Drawing on experiences at Syracuse University, this presentation provides space for collective brainstorming as well as concrete strategies for shifting administrative and faculty conversations away from the download metric entirely—not by fixing it, but by telling better stories about what repositories actually do for institutions and scholarly communities.


Title: Analyzing Disparities and Trends in Article Processing Charges Publishing: A Case Study of the University of Houston

Presenter: Xiao Zeng (she/her) Open Publishing Librarian, University of Houston

Description: Open access (OA) publishing is growing rapidly. Article processing charges (APCs) now significantly impact scholarly equity and institutional budgets. The University of Houston (UH) is a research-intensive public university with diverse disciplines. As UH is expanding its research output and engaging more in open access publishing, analyzing APC expenditures helps the UH Libraries enhance the current open publishing services and institutional agreements with publishers. This study combines OpenAlex metadata with records from UH’s Open Access and APC support program. This study analyzes publishing behavior from 2021 to 2025.

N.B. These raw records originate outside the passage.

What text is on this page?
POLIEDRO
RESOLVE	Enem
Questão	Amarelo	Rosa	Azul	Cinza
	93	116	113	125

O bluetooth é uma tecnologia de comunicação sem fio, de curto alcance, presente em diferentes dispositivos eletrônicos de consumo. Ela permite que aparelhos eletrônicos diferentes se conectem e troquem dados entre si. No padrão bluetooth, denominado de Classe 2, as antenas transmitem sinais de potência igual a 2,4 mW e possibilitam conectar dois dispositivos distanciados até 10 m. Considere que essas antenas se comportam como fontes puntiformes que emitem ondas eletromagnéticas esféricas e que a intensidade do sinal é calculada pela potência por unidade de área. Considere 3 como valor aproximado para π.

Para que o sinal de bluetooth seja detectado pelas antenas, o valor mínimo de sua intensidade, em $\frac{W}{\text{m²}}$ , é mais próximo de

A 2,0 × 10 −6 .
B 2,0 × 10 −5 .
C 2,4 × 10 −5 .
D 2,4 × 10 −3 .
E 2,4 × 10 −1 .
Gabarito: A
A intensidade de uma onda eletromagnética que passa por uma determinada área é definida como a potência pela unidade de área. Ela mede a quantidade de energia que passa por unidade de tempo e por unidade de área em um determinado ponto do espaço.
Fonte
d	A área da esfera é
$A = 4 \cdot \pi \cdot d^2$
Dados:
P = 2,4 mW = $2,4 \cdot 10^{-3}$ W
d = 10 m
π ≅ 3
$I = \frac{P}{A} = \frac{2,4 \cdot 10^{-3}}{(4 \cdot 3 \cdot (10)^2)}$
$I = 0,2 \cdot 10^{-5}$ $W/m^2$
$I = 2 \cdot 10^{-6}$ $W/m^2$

This study classifies publications using OpenAlex primary fields as top-level concepts. An author fractional contribution method assesses cost burdens across collaborative outputs more accurately. The analysis examines temporal and disciplinary APC patterns: annual expenditure, median and average costs, and publication volumes. Building on this foundation, the study investigates three critical dimensions: 1) Comparisons between UH’s APC publishing trends and broader North American institutional patterns; 2) Disciplinary variations in APCs and their evolution over the five-year period; 3) The extent of APC concentration at the publisher and journal levels.

The findings will provide UH Libraries with evidence-based insights for developing OA support programs that are tailored to the needs of different disciplines. This approach aims to mitigate inequitable cost burdens, evaluate APC agreements and encourage sustainable access to scholarly publishing at the University of Houston.